I had reviewed some information posted on the Natures Nectar blog site and watched a couple of YouTube videos about what I should do with the bees at this stage of the game the night before.  Arriving at the apiary, the first thing I did was remove the entrance reducers.  Only took a couple of minutes, and I realized by the time I got back to the truck that I had not put on the bee suit again.  I decided to forego it, as it was already hot with just my shorts, a t-shirt and the back-brace on.   Decided my luck might hold one more time(and it did).

I removed the separator from between the first and second deeps, then placed empty frames in the top-most deep.  Put a queen excluder on top of the second deep and a super with empty frames on top of it all.  What was left of the pollen patty in each hive I simply set on top of the frames down in the first deep.

I am as yet unclear if that separator should be in there right now, or even if the super should be on the hive yet.  I am worried about another delay getting back here though, leaving the bees with no room to grow into.  I did check for swarm cells and found none, which I take as a good sign that while my timing may not be optimum, it is at least not too late.
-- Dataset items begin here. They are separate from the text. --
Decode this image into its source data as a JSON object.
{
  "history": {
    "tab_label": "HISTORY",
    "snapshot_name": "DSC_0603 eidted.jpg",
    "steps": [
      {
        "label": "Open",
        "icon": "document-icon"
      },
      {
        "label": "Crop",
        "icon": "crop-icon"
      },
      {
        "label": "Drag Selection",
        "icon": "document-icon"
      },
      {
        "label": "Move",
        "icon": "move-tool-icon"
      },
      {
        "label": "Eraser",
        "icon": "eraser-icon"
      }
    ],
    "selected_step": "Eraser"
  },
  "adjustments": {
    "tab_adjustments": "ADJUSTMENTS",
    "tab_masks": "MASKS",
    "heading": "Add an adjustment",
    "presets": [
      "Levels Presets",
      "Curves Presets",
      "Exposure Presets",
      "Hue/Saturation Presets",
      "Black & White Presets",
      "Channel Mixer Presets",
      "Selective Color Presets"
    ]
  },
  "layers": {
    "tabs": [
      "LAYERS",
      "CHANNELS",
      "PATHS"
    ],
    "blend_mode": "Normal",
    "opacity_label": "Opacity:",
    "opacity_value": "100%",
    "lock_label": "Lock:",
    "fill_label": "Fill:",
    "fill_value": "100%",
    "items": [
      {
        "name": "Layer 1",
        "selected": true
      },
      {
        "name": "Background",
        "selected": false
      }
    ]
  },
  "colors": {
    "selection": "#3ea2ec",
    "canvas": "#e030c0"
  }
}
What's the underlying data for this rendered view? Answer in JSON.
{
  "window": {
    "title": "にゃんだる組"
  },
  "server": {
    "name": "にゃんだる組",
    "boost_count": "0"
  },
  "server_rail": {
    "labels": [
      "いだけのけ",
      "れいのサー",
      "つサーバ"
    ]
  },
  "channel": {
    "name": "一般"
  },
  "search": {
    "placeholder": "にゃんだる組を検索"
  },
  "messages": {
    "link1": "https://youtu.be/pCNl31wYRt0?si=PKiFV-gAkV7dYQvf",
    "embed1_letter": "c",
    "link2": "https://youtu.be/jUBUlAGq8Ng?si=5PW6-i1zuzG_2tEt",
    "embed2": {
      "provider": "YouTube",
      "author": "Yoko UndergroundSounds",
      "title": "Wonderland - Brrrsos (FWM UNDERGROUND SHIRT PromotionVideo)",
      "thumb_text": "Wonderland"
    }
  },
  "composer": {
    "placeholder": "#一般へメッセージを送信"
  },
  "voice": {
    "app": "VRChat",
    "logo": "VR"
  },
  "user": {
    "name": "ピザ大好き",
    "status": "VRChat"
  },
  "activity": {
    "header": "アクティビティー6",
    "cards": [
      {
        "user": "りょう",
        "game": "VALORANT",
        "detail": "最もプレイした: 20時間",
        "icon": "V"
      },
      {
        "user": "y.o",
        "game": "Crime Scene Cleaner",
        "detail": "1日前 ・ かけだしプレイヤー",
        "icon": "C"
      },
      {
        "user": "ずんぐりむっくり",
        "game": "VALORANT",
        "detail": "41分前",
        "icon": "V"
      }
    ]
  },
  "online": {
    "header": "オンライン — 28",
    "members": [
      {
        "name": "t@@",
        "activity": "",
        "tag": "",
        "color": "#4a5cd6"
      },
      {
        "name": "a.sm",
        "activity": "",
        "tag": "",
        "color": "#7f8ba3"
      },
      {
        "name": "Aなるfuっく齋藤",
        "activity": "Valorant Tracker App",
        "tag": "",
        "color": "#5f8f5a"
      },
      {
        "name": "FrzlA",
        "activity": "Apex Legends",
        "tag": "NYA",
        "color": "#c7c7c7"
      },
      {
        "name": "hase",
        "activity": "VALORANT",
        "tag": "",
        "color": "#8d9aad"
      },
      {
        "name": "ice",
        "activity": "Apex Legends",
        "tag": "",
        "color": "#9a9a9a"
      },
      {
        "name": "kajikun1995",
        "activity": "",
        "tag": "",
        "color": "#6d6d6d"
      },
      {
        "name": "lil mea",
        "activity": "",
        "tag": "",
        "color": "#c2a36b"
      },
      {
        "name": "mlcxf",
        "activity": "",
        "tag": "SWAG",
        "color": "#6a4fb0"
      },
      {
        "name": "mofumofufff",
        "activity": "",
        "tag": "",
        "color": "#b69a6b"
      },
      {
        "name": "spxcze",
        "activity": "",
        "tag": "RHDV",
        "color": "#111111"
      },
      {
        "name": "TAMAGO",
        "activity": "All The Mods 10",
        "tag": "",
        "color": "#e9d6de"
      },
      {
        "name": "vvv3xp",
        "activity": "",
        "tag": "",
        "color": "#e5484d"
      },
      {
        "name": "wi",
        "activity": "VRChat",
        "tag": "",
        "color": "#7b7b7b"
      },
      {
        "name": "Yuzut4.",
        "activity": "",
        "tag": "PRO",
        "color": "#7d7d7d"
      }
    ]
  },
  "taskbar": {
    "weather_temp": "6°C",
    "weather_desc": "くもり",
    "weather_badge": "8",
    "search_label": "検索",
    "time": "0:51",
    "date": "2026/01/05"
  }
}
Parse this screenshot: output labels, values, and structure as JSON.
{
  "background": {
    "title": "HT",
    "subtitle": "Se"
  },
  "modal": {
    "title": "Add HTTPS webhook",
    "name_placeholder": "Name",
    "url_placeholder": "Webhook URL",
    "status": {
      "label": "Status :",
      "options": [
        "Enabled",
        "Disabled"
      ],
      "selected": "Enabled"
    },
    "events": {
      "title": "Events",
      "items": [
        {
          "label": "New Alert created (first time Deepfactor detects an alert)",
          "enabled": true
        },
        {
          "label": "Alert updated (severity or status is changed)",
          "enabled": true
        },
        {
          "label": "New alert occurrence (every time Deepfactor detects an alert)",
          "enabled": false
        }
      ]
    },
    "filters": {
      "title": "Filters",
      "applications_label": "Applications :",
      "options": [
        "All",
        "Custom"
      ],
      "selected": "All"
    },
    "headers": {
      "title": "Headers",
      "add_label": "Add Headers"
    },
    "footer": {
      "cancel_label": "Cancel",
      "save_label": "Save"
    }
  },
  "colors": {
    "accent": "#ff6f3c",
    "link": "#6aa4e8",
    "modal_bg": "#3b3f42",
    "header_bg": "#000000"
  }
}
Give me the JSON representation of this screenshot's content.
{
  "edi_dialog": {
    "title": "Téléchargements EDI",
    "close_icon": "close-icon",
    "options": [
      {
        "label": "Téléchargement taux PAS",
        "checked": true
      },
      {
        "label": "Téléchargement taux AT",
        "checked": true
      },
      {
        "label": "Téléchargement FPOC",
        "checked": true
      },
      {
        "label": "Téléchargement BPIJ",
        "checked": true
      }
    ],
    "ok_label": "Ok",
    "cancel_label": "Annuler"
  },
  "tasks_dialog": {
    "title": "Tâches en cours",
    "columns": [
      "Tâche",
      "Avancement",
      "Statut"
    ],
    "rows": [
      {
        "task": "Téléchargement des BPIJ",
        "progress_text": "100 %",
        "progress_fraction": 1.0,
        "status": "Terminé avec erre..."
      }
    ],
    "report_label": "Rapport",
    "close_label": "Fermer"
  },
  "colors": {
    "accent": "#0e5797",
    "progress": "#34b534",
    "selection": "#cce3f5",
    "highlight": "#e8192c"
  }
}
As I worked, I notice that some very healthy bumble bees were working the alfalfa blossoms very near the hives.  Did not seem to bother anyone though, including me.  Once things were in place and the rest put away in the truck, I broke out the camera with a closeup extender on it and tried to get a few shots.  I had contemplated bringing my tripod, and should have.  Macro photography without one is pretty tough.  I did get a couple of shots that I like though....



This is a shot of the clean-out board which I have on the center hive.
I found it odd that there was an oat seed in there...  The purpose of this and a couple of
other photos was to be able to determine if there was yet any sign of verroa mites.

Got lucky with this shot.  This is actually cropped down a bit...
I tried to get a shot of one that landed on my bare leg, but that is hard to do free-hand.
Will go out this evening and see how things look and take some more photos.  I can maybe use the mini-tripod to get a few good shots.  I want to play around a bit and get greater depth of field too. Even with today's cameras with all their automatic stuff, it takes work to compose exactly what one want to.  Am very much a novice at both bee-keeping and photography....    So damn much to learn yet!